In order to share the generated exercise with other people or to simply archive it, it must be saved in a suitable format. The musicXML format, which is also supported by OSMD, has established itself in the field of music notes.
What does the technical process look like behind the scenes?
The OSME Practice Generator uses the OSMD object model to create the necessary musical objects such as bar, clef and individual notes. I.e. depending on the parameter settings of the generator and the algorithm inside it, which works with a certain random component, the necessary musical objects are calculated and then generated using the definitions in the OSMD object model. The following figure shows a part of the objects listed on the left and the corresponding source code (here for a note in a bar) on the right. The complete list of all objects can be found in the OSMD class documentation, which is automatically generated from the source code: https://opensheetmusicdisplay.github.io/classdoc/globals.html
Now let’s consider the following exercise which could be created with the generator:
Four measures are needed here. In the first measure there is an indication of the clef and the time signature followed by the individual notes.
What does this look like in relation to the object model – here a list of the necessary instructions:
1)create measure 1 (= Measure)
- create clefs (=ClefInstruction) and add to measure
- create time signature (=RhythmInstruction) and add to measure
- create note D and add to measure
- create note H and add to measure
- create note A and add to measure
2) create measure 2 (= Measure)
The finished object model can now be displayed with OSMD and would then generate the image above on the screen.
To save the object model, it is necessary to use a generally readable standard like musicXML. The object model must therefore be written or converted into a musicXML.
Therefore the object model has to be run through hierarchically (iterated) – starting with measure 1, then all objects within measure 1, then measure 2, and so on. – to generate the necessary textual XML instructions parallel to each object.
For example, the clef is translated into the following instructions:
<clef> <sign>G</sign> <line>2</line> </clef>
After the complete translation of the object model and the addition of further necessary parameters such as XML header and possibly title etc., the following text file corresponding to the musicXML standard is generated:
This musicXML file can now be split and opened by a variety of music programs and OSMD.

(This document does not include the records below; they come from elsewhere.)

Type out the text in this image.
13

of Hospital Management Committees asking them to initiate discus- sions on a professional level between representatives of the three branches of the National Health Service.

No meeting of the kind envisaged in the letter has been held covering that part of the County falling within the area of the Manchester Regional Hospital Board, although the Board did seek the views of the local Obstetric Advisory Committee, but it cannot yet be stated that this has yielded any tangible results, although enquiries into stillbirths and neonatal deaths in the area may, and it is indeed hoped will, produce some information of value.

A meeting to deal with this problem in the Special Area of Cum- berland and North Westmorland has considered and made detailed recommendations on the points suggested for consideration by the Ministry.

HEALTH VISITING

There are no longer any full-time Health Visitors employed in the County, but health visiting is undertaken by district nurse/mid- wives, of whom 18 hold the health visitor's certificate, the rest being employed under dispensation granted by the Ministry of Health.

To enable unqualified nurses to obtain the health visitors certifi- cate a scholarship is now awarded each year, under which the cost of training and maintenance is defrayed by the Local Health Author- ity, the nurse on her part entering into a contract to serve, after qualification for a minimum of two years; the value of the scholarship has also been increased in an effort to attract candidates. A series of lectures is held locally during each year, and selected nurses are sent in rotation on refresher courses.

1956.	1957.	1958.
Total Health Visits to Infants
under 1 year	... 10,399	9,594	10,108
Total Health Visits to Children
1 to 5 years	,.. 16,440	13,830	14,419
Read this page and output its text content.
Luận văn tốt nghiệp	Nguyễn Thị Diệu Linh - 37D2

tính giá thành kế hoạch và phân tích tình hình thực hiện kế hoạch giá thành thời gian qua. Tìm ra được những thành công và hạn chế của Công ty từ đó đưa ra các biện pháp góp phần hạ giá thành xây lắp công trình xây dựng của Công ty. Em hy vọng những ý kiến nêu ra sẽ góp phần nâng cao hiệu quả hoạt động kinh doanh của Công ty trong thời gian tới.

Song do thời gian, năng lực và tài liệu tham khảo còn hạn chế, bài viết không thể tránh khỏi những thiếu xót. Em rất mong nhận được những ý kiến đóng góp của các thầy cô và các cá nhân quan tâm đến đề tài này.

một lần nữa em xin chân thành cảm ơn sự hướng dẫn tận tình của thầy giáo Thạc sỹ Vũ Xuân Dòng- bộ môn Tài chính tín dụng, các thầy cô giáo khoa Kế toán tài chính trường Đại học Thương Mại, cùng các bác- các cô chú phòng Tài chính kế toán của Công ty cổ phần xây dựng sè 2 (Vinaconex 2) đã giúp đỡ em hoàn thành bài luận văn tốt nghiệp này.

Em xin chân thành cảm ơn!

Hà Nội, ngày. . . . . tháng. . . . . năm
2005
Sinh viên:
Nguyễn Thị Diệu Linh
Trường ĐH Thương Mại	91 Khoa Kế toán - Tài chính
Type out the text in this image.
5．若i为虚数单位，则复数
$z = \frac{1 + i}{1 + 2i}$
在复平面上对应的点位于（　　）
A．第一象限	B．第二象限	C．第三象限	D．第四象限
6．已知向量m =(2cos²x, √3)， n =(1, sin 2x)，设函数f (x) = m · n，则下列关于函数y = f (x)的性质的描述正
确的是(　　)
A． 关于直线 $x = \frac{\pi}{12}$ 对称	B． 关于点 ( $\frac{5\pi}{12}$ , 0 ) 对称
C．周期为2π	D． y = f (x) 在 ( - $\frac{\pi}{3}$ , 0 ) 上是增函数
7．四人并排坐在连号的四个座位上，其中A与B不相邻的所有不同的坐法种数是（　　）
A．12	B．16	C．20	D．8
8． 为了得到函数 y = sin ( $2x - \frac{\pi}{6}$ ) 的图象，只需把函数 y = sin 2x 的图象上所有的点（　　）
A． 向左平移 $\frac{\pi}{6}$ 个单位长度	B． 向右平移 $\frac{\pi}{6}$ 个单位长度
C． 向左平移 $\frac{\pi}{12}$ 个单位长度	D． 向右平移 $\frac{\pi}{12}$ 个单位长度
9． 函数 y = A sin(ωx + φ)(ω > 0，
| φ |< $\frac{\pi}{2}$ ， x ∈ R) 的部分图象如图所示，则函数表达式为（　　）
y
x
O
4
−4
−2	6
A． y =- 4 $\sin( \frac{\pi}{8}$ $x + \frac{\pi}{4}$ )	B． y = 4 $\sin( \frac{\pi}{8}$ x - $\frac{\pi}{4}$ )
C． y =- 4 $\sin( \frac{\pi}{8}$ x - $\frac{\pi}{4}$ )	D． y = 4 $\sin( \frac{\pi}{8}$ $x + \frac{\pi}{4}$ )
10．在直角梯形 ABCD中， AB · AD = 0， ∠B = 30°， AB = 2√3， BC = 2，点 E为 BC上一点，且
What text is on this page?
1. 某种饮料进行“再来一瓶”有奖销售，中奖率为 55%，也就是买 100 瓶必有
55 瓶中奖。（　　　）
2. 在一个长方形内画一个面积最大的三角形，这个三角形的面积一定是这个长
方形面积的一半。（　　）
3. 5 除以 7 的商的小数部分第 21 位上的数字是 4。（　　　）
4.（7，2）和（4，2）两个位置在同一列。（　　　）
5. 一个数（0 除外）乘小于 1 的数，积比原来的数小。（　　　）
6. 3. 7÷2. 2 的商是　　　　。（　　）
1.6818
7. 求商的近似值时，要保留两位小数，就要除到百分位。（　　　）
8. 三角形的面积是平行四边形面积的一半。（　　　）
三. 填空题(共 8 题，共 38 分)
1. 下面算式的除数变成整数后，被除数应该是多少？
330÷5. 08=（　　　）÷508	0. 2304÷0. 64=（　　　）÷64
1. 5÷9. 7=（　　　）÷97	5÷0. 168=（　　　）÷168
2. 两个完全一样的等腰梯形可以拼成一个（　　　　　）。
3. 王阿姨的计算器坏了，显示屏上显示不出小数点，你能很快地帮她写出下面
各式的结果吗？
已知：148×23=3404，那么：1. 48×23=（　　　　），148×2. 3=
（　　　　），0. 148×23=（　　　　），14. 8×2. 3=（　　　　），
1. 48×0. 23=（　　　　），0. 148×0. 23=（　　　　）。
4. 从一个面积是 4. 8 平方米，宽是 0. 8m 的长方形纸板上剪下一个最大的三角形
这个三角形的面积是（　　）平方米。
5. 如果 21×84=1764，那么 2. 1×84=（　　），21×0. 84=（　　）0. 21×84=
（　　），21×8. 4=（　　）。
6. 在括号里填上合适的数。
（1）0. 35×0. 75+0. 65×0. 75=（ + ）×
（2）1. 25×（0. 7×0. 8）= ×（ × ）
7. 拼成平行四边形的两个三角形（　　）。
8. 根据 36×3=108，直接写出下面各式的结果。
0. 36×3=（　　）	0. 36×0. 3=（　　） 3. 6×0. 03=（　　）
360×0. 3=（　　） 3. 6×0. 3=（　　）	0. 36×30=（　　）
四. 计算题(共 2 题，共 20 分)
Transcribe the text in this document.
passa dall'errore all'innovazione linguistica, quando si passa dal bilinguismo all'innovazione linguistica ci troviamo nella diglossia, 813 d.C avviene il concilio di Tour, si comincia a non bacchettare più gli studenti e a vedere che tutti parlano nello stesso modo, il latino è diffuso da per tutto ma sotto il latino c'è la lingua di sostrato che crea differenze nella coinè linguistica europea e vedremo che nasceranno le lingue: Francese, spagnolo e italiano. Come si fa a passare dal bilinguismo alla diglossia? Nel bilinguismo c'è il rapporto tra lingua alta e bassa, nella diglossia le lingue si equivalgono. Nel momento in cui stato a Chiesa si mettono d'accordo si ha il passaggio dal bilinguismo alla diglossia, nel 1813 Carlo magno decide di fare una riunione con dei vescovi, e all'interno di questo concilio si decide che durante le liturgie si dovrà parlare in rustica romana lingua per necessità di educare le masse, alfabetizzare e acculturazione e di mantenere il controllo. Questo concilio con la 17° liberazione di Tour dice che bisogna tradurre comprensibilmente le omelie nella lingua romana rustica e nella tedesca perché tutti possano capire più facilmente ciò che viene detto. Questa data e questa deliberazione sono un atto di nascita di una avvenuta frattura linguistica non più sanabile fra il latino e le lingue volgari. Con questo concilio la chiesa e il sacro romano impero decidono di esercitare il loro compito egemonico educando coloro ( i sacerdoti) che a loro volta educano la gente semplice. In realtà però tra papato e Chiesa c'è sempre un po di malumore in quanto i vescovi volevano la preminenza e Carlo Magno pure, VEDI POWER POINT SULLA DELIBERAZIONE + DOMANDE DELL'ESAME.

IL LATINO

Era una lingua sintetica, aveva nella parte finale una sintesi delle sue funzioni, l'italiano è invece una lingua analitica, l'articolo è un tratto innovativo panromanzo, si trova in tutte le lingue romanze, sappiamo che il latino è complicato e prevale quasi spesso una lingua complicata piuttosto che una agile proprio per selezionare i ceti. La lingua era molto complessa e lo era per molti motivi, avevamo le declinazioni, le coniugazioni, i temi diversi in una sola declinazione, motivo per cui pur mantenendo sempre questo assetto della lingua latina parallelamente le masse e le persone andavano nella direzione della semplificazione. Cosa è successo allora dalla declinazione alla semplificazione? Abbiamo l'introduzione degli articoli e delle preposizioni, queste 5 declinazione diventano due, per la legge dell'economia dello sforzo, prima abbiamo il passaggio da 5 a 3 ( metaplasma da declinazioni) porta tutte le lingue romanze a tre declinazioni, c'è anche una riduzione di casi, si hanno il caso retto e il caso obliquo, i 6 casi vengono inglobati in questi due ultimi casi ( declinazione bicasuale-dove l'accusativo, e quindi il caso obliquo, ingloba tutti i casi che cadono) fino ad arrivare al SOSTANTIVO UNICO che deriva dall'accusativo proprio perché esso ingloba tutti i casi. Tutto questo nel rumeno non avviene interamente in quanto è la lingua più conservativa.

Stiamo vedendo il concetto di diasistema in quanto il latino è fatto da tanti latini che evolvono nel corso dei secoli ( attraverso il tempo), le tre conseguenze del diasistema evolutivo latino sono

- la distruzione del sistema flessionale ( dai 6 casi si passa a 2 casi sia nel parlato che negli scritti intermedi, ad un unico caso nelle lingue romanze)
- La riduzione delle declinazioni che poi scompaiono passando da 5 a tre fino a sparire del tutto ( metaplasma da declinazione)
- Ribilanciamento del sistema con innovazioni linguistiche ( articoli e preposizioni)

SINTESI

If you’re wondering why the musicXML isn’t just created directly by the Practice Generator: That would be possible, of course. But you also need your own object model – so you have to define a second object model – and in addition the described solution offers further advantages: you now have all necessary components to edit a read musicXML graphically in OSMD. An example would be:
- import and display musicXML
- click on a note and move it vertically
- save the modified musicXML with the XML exporter
The editing functionality would be very welcome in the OSMD community and has already been requested several times.